Kadang-kadang Tuhan memang menerobos semua halangan, keadaan yang kacau, suasana yang buruk, semua yang serba tidak baik, Tuhan lewati semua itu dan terobos langsung untuk menyentuh hati orang. Tetapi tidak selalu demikian. Lebih sering kita mendengar orang yang terhalang datang kepada Tuhan karena halangan-halangan yang disebabkan kelalaian atau kemalasan (atau kenaifan) pelayan Tuhan.
Bagi saya, tempat-tempat tertentu di Israel yang membuat saya mudah terharu adalah tempat dimana penghalang itu begitu minim. Dengan begitu mudah saya datang kepada Tuhan. Tetapi saya juga belajar bahwa tempat yang sangat baik bagi saya tidak tentu sama baiknya bagi orang lain.

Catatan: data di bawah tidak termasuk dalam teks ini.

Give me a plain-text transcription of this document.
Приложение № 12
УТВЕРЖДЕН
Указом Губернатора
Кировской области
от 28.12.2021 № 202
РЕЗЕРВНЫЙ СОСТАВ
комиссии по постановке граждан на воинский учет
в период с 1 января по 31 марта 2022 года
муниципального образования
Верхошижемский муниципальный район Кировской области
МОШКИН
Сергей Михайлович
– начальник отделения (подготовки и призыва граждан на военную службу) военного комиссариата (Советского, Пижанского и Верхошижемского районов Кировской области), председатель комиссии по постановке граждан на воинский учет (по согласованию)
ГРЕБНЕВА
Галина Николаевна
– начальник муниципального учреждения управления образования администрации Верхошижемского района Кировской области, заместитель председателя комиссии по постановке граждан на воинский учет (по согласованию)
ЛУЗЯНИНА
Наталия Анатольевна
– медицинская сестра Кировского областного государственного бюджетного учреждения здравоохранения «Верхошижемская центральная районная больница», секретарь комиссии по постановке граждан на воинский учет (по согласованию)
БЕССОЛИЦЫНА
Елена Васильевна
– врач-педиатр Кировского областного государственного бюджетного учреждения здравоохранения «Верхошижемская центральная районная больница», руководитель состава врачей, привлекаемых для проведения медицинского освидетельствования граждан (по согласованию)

Pada waktu saya pergi, ada yang bercerita betapa terkesannya dia ketika berada di tempat-tempat tertentu. Tetapi pada waktu berada di sana, tempat yang dia sebutkan justru tidak berkesan apa-apa bagi saya. Malah tempat yang tidak berkesan bagi dia, justru berkesan bagi saya. Pada waktu naik ke gunung Sinai dengan mengendarai unta, saya sibuk memperhatikan langkah si unta dan itu menjadi penghalang bagi saya untuk tenang. Sementara ada seorang anggota rombongan kami yang bercerita dia justru menangis waktu mengendarai unta, karena saat itu dia merasa Tuhan begitu besar dan dia begitu kecil.
Maka saya menyimpulkan: Kapanpun dan dimanapun kita berada selalu usahakan singkirkan penghalang yang menghalangi kita untuk datang kepada Tuhan. Mungkin itu suasana hati kita, mungkin itu dosa, mungkin itu kesibukan kita yang berlebihan, dll. Ketika kita melayani, kita berusaha tidak menciptakan penghalang bagi orang lain datang kepada Tuhan, dengan sikap kita, kata-kata kita atau persiapan lainnya. Itu usaha kita. Sisanya? Terserah bagaimana Tuhan bekerja. Kita tidak bisa katakan “Kalau semua beres, tempat baik, suasana dibuat baik, maka pasti ada berkat Tuhan”. Lakukan bagian kita, lakukan yang terbaik, harapkan berkat Tuhan dan biar Tuhan memberkati menurut kehendakNya.